The BBC's news operation will have its budget slashed by more than £100m over the next six years as the corporation seeks big savings to meet a £2bn funding shortfall, it will be announced this week.
Around 450 jobs will be lost from the 2,000-strong news department as part of a plan to axe more than 2,000 posts from the BBC's 23,000 workforce, which will be outlined by director-general Mark Thompson on Thursday. The cuts are likely to prompt industrial action, with some programmes being taken off air.
The BBC's rolling news channel, News 24, will be merged with its main domestic bulletins, including the 10 O'Clock News, with a smaller staff producing all TV news.

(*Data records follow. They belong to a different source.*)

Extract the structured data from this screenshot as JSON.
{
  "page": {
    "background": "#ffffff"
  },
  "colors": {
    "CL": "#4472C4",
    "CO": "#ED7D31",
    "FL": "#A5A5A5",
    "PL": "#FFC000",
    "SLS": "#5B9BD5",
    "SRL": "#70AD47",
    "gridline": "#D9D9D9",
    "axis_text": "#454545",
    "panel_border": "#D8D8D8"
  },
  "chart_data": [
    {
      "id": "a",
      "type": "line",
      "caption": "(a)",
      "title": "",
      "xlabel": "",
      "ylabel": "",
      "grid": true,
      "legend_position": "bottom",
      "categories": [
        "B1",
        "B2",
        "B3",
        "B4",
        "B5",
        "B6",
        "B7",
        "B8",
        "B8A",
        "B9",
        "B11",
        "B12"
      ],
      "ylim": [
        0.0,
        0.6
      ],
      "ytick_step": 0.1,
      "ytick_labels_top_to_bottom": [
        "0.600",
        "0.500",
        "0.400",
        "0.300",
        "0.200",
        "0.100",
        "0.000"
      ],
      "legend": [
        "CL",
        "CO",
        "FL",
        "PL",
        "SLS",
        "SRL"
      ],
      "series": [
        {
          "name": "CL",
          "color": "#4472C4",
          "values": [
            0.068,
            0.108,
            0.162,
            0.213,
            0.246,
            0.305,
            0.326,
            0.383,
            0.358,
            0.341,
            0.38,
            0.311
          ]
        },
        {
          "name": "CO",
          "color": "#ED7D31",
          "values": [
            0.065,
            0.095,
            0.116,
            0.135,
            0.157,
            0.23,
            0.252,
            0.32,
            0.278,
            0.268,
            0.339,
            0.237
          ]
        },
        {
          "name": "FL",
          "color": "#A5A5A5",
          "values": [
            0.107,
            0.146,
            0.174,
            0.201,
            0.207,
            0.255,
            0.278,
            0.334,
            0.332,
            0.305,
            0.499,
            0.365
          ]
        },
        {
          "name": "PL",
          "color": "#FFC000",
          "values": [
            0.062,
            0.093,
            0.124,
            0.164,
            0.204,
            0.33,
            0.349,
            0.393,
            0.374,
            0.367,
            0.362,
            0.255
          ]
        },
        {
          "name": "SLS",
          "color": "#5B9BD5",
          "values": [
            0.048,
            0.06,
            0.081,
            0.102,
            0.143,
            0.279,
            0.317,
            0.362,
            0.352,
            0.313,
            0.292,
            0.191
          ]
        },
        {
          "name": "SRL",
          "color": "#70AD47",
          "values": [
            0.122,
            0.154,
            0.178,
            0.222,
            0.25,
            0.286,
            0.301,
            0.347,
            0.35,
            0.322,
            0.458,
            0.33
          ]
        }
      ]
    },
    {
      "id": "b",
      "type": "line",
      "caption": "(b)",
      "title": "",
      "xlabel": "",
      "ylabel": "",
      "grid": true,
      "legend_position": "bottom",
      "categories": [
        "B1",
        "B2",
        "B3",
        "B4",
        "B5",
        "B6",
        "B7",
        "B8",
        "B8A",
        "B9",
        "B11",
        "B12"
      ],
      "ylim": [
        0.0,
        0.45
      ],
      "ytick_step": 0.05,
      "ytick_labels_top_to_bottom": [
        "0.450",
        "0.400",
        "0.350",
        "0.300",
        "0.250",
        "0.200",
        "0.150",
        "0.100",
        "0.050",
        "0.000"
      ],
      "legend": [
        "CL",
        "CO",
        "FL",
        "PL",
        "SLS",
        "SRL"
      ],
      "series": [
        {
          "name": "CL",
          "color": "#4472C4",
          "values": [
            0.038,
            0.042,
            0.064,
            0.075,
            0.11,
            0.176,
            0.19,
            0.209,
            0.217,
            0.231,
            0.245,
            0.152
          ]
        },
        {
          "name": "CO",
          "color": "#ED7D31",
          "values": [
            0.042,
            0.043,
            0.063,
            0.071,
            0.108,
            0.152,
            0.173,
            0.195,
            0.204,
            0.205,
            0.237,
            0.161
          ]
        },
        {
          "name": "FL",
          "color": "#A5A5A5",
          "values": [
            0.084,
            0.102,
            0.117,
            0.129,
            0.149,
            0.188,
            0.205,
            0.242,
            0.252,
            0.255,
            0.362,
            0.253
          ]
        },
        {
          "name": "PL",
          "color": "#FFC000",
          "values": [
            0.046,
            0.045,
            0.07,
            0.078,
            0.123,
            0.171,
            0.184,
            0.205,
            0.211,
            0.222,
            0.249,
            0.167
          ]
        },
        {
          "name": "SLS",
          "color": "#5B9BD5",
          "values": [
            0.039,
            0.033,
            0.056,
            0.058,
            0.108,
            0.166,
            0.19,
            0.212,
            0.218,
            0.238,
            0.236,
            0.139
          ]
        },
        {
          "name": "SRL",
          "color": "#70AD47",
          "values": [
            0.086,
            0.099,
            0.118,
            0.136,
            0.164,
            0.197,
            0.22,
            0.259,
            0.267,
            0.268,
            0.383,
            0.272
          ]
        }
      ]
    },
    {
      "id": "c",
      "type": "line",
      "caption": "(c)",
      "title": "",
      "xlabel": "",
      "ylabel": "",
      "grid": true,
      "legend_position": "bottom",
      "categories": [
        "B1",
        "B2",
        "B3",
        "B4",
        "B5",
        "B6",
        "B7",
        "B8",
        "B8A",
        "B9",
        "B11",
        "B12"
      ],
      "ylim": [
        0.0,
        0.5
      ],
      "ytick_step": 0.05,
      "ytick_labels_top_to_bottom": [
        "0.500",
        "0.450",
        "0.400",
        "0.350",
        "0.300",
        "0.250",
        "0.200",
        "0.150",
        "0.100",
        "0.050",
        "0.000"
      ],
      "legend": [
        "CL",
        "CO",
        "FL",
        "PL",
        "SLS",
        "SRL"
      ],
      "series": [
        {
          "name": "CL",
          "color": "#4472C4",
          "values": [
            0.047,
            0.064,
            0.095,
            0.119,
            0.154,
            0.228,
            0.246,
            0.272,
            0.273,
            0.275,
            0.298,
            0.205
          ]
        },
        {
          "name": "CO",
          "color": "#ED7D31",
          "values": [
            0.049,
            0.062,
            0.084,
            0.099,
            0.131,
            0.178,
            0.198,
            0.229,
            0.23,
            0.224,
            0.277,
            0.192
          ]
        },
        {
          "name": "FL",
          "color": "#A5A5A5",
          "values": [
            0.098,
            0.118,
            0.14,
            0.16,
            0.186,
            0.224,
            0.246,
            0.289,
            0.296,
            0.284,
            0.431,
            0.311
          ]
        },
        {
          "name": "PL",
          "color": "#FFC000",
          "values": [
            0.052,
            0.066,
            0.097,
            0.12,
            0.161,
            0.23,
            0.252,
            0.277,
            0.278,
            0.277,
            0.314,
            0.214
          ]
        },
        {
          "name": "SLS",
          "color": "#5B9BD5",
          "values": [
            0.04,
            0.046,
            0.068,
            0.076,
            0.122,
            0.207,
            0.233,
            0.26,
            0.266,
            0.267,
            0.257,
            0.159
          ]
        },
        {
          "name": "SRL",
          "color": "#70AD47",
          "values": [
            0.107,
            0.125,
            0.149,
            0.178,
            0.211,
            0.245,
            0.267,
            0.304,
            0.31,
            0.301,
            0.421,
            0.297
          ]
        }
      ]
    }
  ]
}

Flagship programmes such as Today and Newsnight will retain their own teams but will be forced to shed jobs. Current affairs, whose programmes include Panorama, will be badly hit, with around 15 per cent of jobs going.
Thompson has been forced to push through a wave of cuts, the second since he became director-general in May 2004, after being handed a lower than expected licence fee. The £135.50 charge will rise by less than the rate of inflation towards the end of the decade. He is expected to announce that about 10 per cent of the BBC's staff will leave, but the figures for news, current affairs and factual programming, the department that makes popular 'lifestyle' shows and documentaries, are thought to be far higher.
Last night a spokesman for broadcasting union Bectu warned: 'The effect on news is likely to be drastic.'
Unions, including the National Union of Journalists, are due to meet BBC management early on Thursday and will want to see staff redeployed where possible. 'If they don't agree, there will be strikes,' the Bectu spokesman said.
Thompson is under pressure after a series of scandals at the BBC, which included fake phone-ins at shows including Blue Peter. It was fined £50,000 by media regulator Ofcom.
A programme trailer that wrongly claimed the Queen stormed out of a photoshoot has also seen the resignation of BBC1 controller Peter Fincham.